Detective Morrissey lectures Noah following the revelation that she can’t arrest Charlie for the car accident, and her speech develops the theme of negotiating responsibility in the age of AI from a law-enforcement perspective. Morrisey explains how AI complicates legal definitions of guilt because criminals can pass off accountability onto these autonomous machines, and she straightforwardly equates Charlie’s escape from accountability with that of “high-end drug gangs” and dangerous con artists.
“But people have to be better, too. They have to not drink and drive. They have to not text behind the wheel. We shouldn’t make these machines because we want them to be good for us, or good instead of us. We should make them because they can help us be better ourselves.”
Lorelei explains her perspective on the collaboration that needs to occur for AI to function effectively in society. To her, the onus of morality should not solely be on the AI systems; she doesn’t want people, like Charlie in the minivan, to use AI technology to enable their own bad habits. Instead, she envisions a world where AI can take on roles that free people up to improve themselves.
“Somebody has to do it, Noah. Somebody has to make these things behave, help them make good decisions. So they don’t mistake a family of five for a truck full of terrorists. So they don’t take out a school because of a glitched relay. They can’t—they have to—we have to—”
This quotation exemplifies Lorelei’s internal conflict about feeling responsible for the moral design of AI algorithms as one of the few people who understand its potential impact. Lorelei takes on more work than she can manage to help as many people as she can, and as such, she sees herself as ultimately responsible for all the AI systems’ malfunctions. The increasingly disjointed diction of this passage highlights the depth of her distress over this, while the movement from “[t]hey can’t” to “we have to” illustrates her continuing belief that humans are ultimately responsible for AI’s actions.
“But I can’t help my reaction, will never escape the churn of dreams, mistakes, regrets, and terrors that is fatherhood. No matter what parents do, their children’s outcomes are neither predictable nor inevitable. Life is not an algorithm, and never will be.”

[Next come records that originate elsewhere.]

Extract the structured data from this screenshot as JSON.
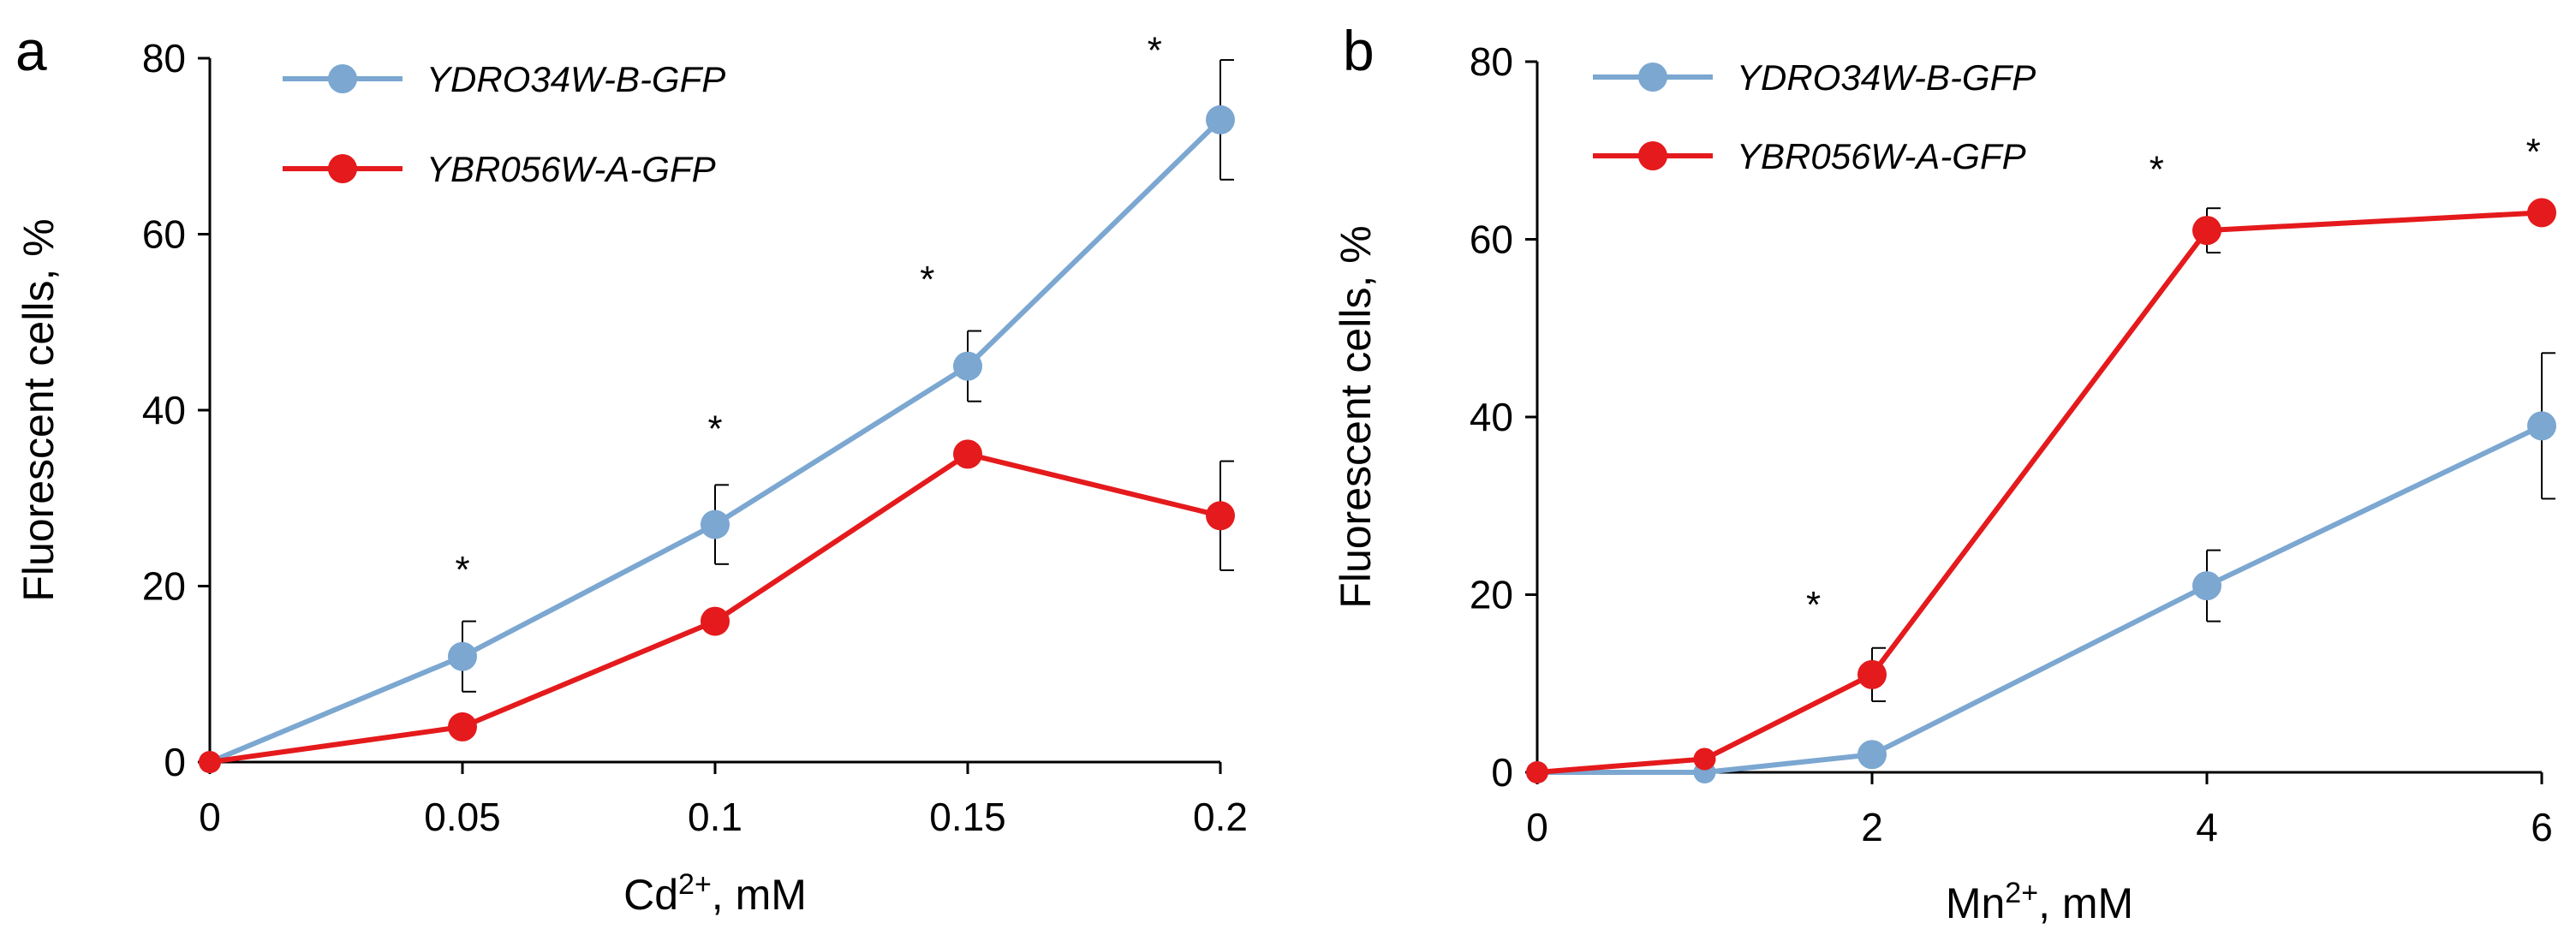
{
  "colors": {
    "series_blue": "#7BA7D1",
    "series_red": "#E41A1C",
    "axis": "#000000"
  },
  "chart_data": [
    {
      "type": "line",
      "panel_label": "a",
      "title": "",
      "xlabel": "Cd",
      "xlabel_sup": "2+",
      "xlabel_suffix": ", mM",
      "ylabel": "Fluorescent cells, %",
      "x": [
        0,
        0.05,
        0.1,
        0.15,
        0.2
      ],
      "x_tick_labels": [
        "0",
        "0.05",
        "0.1",
        "0.15",
        "0.2"
      ],
      "xlim": [
        0,
        0.2
      ],
      "ylim": [
        0,
        80
      ],
      "y_ticks": [
        0,
        20,
        40,
        60,
        80
      ],
      "legend_position": "top-left",
      "series": [
        {
          "name": "YDRO34W-B-GFP",
          "color": "#7BA7D1",
          "values": [
            0,
            12,
            27,
            45,
            73
          ],
          "errors": [
            0,
            4,
            4.5,
            4,
            6.8
          ]
        },
        {
          "name": "YBR056W-A-GFP",
          "color": "#E41A1C",
          "values": [
            0,
            4,
            16,
            35,
            28
          ],
          "errors": [
            0,
            0,
            0,
            0,
            6.2
          ]
        }
      ],
      "significance": [
        {
          "x": 0.05,
          "y": 22,
          "label": "*"
        },
        {
          "x": 0.1,
          "y": 38,
          "label": "*"
        },
        {
          "x": 0.142,
          "y": 55,
          "label": "*"
        },
        {
          "x": 0.187,
          "y": 81,
          "label": "*"
        }
      ]
    },
    {
      "type": "line",
      "panel_label": "b",
      "title": "",
      "xlabel": "Mn",
      "xlabel_sup": "2+",
      "xlabel_suffix": ", mM",
      "ylabel": "Fluorescent cells, %",
      "x": [
        0,
        1,
        2,
        4,
        6
      ],
      "x_tick_labels": [
        "0",
        "2",
        "4",
        "6"
      ],
      "x_ticks": [
        0,
        2,
        4,
        6
      ],
      "xlim": [
        0,
        6
      ],
      "ylim": [
        0,
        80
      ],
      "y_ticks": [
        0,
        20,
        40,
        60,
        80
      ],
      "legend_position": "top-left",
      "series": [
        {
          "name": "YDRO34W-B-GFP",
          "color": "#7BA7D1",
          "values": [
            0,
            0,
            2,
            21,
            39
          ],
          "errors": [
            0,
            0,
            0,
            4,
            8.2
          ]
        },
        {
          "name": "YBR056W-A-GFP",
          "color": "#E41A1C",
          "values": [
            0,
            1.5,
            11,
            61,
            63
          ],
          "errors": [
            0,
            0,
            3,
            2.5,
            0
          ]
        }
      ],
      "significance": [
        {
          "x": 1.65,
          "y": 19,
          "label": "*"
        },
        {
          "x": 3.7,
          "y": 68,
          "label": "*"
        },
        {
          "x": 5.95,
          "y": 70,
          "label": "*"
        }
      ]
    }
  ]
}
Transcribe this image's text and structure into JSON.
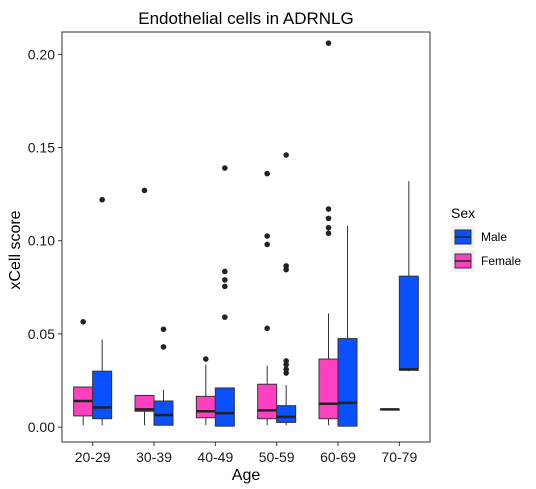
{
  "chart_data": {
    "type": "boxplot",
    "title": "Endothelial cells in ADRNLG",
    "xlabel": "Age",
    "ylabel": "xCell score",
    "ylim": [
      -0.008,
      0.212
    ],
    "yticks": [
      "0.00",
      "0.05",
      "0.10",
      "0.15",
      "0.20"
    ],
    "ytick_values": [
      0,
      0.05,
      0.1,
      0.15,
      0.2
    ],
    "categories": [
      "20-29",
      "30-39",
      "40-49",
      "50-59",
      "60-69",
      "70-79"
    ],
    "grid": false,
    "legend": {
      "title": "Sex",
      "position": "right",
      "entries": [
        {
          "name": "Male",
          "color": "#0a50ff"
        },
        {
          "name": "Female",
          "color": "#ff40c0"
        }
      ]
    },
    "series": [
      {
        "name": "Female",
        "color": "#ff40c0",
        "boxes": [
          {
            "category": "20-29",
            "whisker_low": 0.001,
            "q1": 0.006,
            "median": 0.014,
            "q3": 0.0215,
            "whisker_high": 0.0215,
            "outliers": [
              0.0565
            ]
          },
          {
            "category": "30-39",
            "whisker_low": 0.001,
            "q1": 0.0085,
            "median": 0.0095,
            "q3": 0.017,
            "whisker_high": 0.017,
            "outliers": [
              0.127
            ]
          },
          {
            "category": "40-49",
            "whisker_low": 0.001,
            "q1": 0.005,
            "median": 0.0085,
            "q3": 0.0165,
            "whisker_high": 0.0335,
            "outliers": [
              0.0365
            ]
          },
          {
            "category": "50-59",
            "whisker_low": 0.001,
            "q1": 0.0045,
            "median": 0.009,
            "q3": 0.023,
            "whisker_high": 0.033,
            "outliers": [
              0.053,
              0.098,
              0.1025,
              0.136
            ]
          },
          {
            "category": "60-69",
            "whisker_low": 0.001,
            "q1": 0.0045,
            "median": 0.0125,
            "q3": 0.0365,
            "whisker_high": 0.061,
            "outliers": [
              0.104,
              0.107,
              0.112,
              0.117,
              0.206
            ]
          },
          {
            "category": "70-79",
            "whisker_low": 0.0095,
            "q1": 0.0095,
            "median": 0.0095,
            "q3": 0.0095,
            "whisker_high": 0.0095,
            "outliers": []
          }
        ]
      },
      {
        "name": "Male",
        "color": "#0a50ff",
        "boxes": [
          {
            "category": "20-29",
            "whisker_low": 0.001,
            "q1": 0.0045,
            "median": 0.0105,
            "q3": 0.03,
            "whisker_high": 0.047,
            "outliers": [
              0.122
            ]
          },
          {
            "category": "30-39",
            "whisker_low": 0.001,
            "q1": 0.001,
            "median": 0.0065,
            "q3": 0.014,
            "whisker_high": 0.02,
            "outliers": [
              0.043,
              0.0525
            ]
          },
          {
            "category": "40-49",
            "whisker_low": 0.0005,
            "q1": 0.0005,
            "median": 0.0075,
            "q3": 0.021,
            "whisker_high": 0.021,
            "outliers": [
              0.059,
              0.0755,
              0.079,
              0.0835,
              0.139
            ]
          },
          {
            "category": "50-59",
            "whisker_low": 0.001,
            "q1": 0.0025,
            "median": 0.0055,
            "q3": 0.0115,
            "whisker_high": 0.0225,
            "outliers": [
              0.029,
              0.031,
              0.0335,
              0.0355,
              0.0845,
              0.0865,
              0.146
            ]
          },
          {
            "category": "60-69",
            "whisker_low": 0.0005,
            "q1": 0.0005,
            "median": 0.013,
            "q3": 0.0475,
            "whisker_high": 0.108,
            "outliers": []
          },
          {
            "category": "70-79",
            "whisker_low": 0.03,
            "q1": 0.0305,
            "median": 0.031,
            "q3": 0.081,
            "whisker_high": 0.132,
            "outliers": []
          }
        ]
      }
    ]
  }
}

At the end of the narrative, Noah openly mourns the life that he expected Charlie to have and that he worked so hard to guarantee for his son. Noah returns to Lorelei’s axiom and inverts it, claiming that life is too complex to be reduced to a programmable algorithm and too unpredictable to guarantee a future. He comes to the same realization that Lorelei had, completing his journey to a new understanding of his family and the way he approaches fatherhood.